メジャーというか、オシャレ系といいますか。
ライトな層に好まれるアニメ作品というイメージが最近は強いです。
ですが私は彼の真価が分かるのは「雲のむこう、約束の場所」だと思っています。
(この作品はハウルの動く城を抑え、第59回毎日映画コンクールアニメーション映画賞を受賞しています。)
花澤香菜さん主演版の「彼女と彼女の猫」も良いですが、焼き直しとはいえやはりメジャー寄りを意識しているような気がしてしまいます。
彼女と彼女の猫 http://www.kanoneko.com/
応援していたインディーズアーティストがメジャーデビューして丸くなっちゃったような…
シドがいつのまにかオシャレバンド的な立ち位置になっていて複雑な気持ちになったような。
私がオススメする「雲のむこう、約束の場所」は、初期の新海誠監督のお家芸ともいえる・引き離された男女・物理や平行世界といった時間軸・空や宇宙といったモチーフがギュッと濃縮されています。

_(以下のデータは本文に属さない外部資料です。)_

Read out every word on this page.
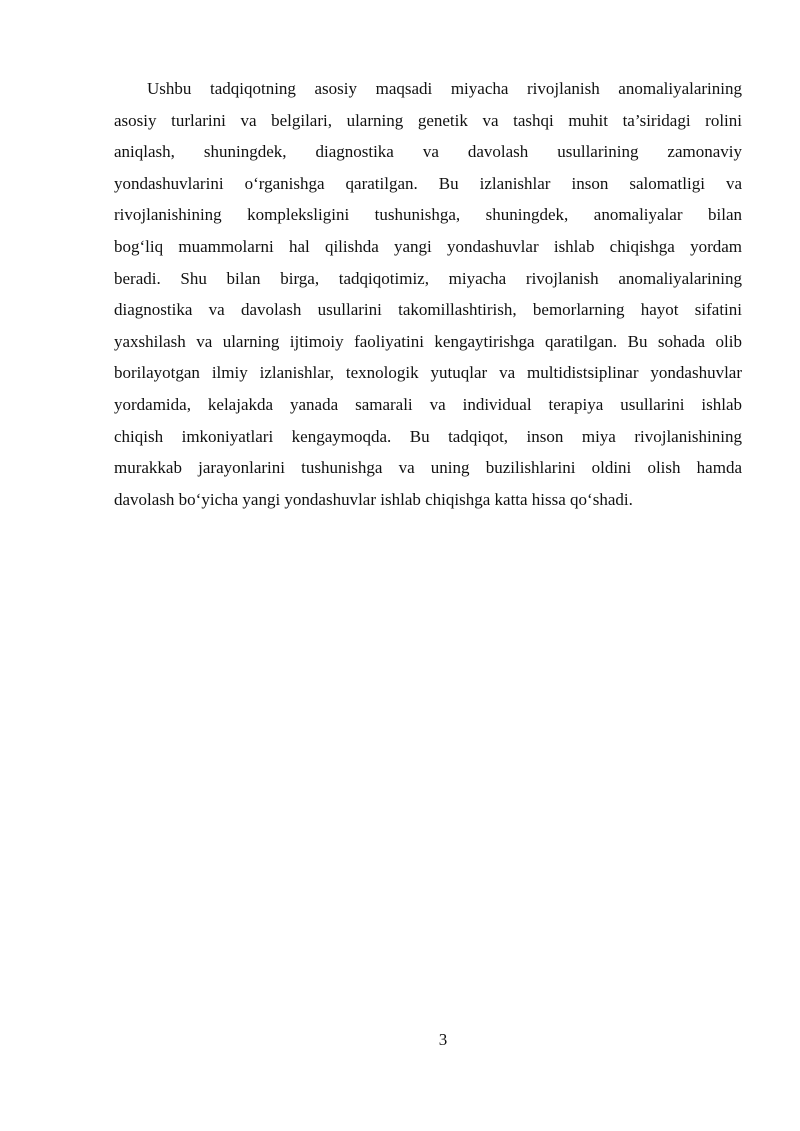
Ushbu tadqiqotning asosiy maqsadi miyacha rivojlanish anomaliyalarining
asosiy turlarini va belgilari, ularning genetik va tashqi muhit ta’siridagi rolini
aniqlash, shuningdek, diagnostika va davolash usullarining zamonaviy
yondashuvlarini o‘rganishga qaratilgan. Bu izlanishlar inson salomatligi va
rivojlanishining kompleksligini tushunishga, shuningdek, anomaliyalar bilan
bog‘liq muammolarni hal qilishda yangi yondashuvlar ishlab chiqishga yordam
beradi. Shu bilan birga, tadqiqotimiz, miyacha rivojlanish anomaliyalarining
diagnostika va davolash usullarini takomillashtirish, bemorlarning hayot sifatini
yaxshilash va ularning ijtimoiy faoliyatini kengaytirishga qaratilgan. Bu sohada olib
borilayotgan ilmiy izlanishlar, texnologik yutuqlar va multidistsiplinar yondashuvlar
yordamida, kelajakda yanada samarali va individual terapiya usullarini ishlab
chiqish imkoniyatlari kengaymoqda. Bu tadqiqot, inson miya rivojlanishining
murakkab jarayonlarini tushunishga va uning buzilishlarini oldini olish hamda
davolash bo‘yicha yangi yondashuvlar ishlab chiqishga katta hissa qo‘shadi.
3
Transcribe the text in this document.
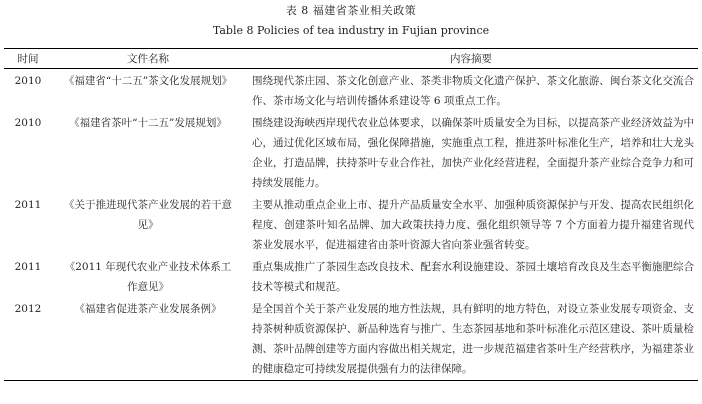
表 8 福建省茶业相关政策
Table 8 Policies of tea industry in Fujian province
时间	文件名称	内容摘要
2010	《福建省“十二五”茶文化发展规划》	围绕现代茶庄园、茶文化创意产业、茶类非物质文化遗产保护、茶文化旅游、闽台茶文化交流合作、茶市场文化与培训传播体系建设等 6 项重点工作。
2010	《福建省茶叶“十二五”发展规划》	围绕建设海峡西岸现代农业总体要求，以确保茶叶质量安全为目标，以提高茶产业经济效益为中心，通过优化区域布局，强化保障措施，实施重点工程，推进茶叶标准化生产，培养和壮大龙头企业，打造品牌，扶持茶叶专业合作社，加快产业化经营进程，全面提升茶产业综合竞争力和可持续发展能力。
2011	《关于推进现代茶产业发展的若干意见》	主要从推动重点企业上市、提升产品质量安全水平、加强种质资源保护与开发、提高农民组织化程度、创建茶叶知名品牌、加大政策扶持力度、强化组织领导等 7 个方面着力提升福建省现代茶业发展水平，促进福建省由茶叶资源大省向茶业强省转变。
2011	《2011 年现代农业产业技术体系工作意见》	重点集成推广了茶园生态改良技术、配套水利设施建设、茶园土壤培育改良及生态平衡施肥综合技术等模式和规范。
2012	《福建省促进茶产业发展条例》	是全国首个关于茶产业发展的地方性法规，具有鲜明的地方特色，对设立茶业发展专项资金、支持茶树种质资源保护、新品种选育与推广、生态茶园基地和茶叶标准化示范区建设、茶叶质量检测、茶叶品牌创建等方面内容做出相关规定，进一步规范福建省茶叶生产经营秩序，为福建茶业的健康稳定可持续发展提供强有力的法律保障。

例えるならお子様ランチプレート並に、好きな食べ物しか乗っていなくて幸せ!みたいな。
このお話は別の戦後の世界が舞台となっている。
物語は日本が津軽海峡を挟んで南北に分離され、北海道(作中では蝦夷と呼ばれている)はユニオンという組織に支配されていて、さらに謎の「ユニオンの塔」というものがそびえ立っている。
ユニオンの塔が謎過ぎるためアメリカと日本はユニオンに対し軍事的緊張感を持っている。
という説明からスタートします。
しかし主人公の藤沢浩紀は戦後生まれなので、
ユニオンの塔に対して「いつかたどり着いてみたい憧れの場所」という認識を持っている。
(作中でも年代によって塔に対する認識が異なると言っている。)
そして同じくらい憧れなのが親友の白川拓也と
一緒に作っている飛行機の完成そして、同級生の沢渡佐由理である。
この三人がひょんなことから仲良くなり、飛行機という秘密を共有しながら新海誠監督の見どころの一つ、透き通るように高い青空のもとひと夏をともに過ごす。
この親友と一人の女の子という危ういバランスの緊張感にたまらなくキュンとしてしまいます。
誰もが彼らのような青春に憧れるのではないでしょうか?
しかし運命は残酷で沢渡佐由理は長い眠りについてしまうことになります。
もうここからの展開にビックリします。
さっきまでキラキラしい青春をやっていたとは思えないほど孤独や軍事的緊張感が増していきます。
平行世界や宇宙が見ている夢など、たまらないワードも盛りだくさんです。
実はこの作品、小説版も出ているのですがアニメと合わせて読むと物凄く作品に対する理解が深まりますので一度見たという方も、まだ見ていないという方も、小説とアニメの合わせ技で見ることをオススメします。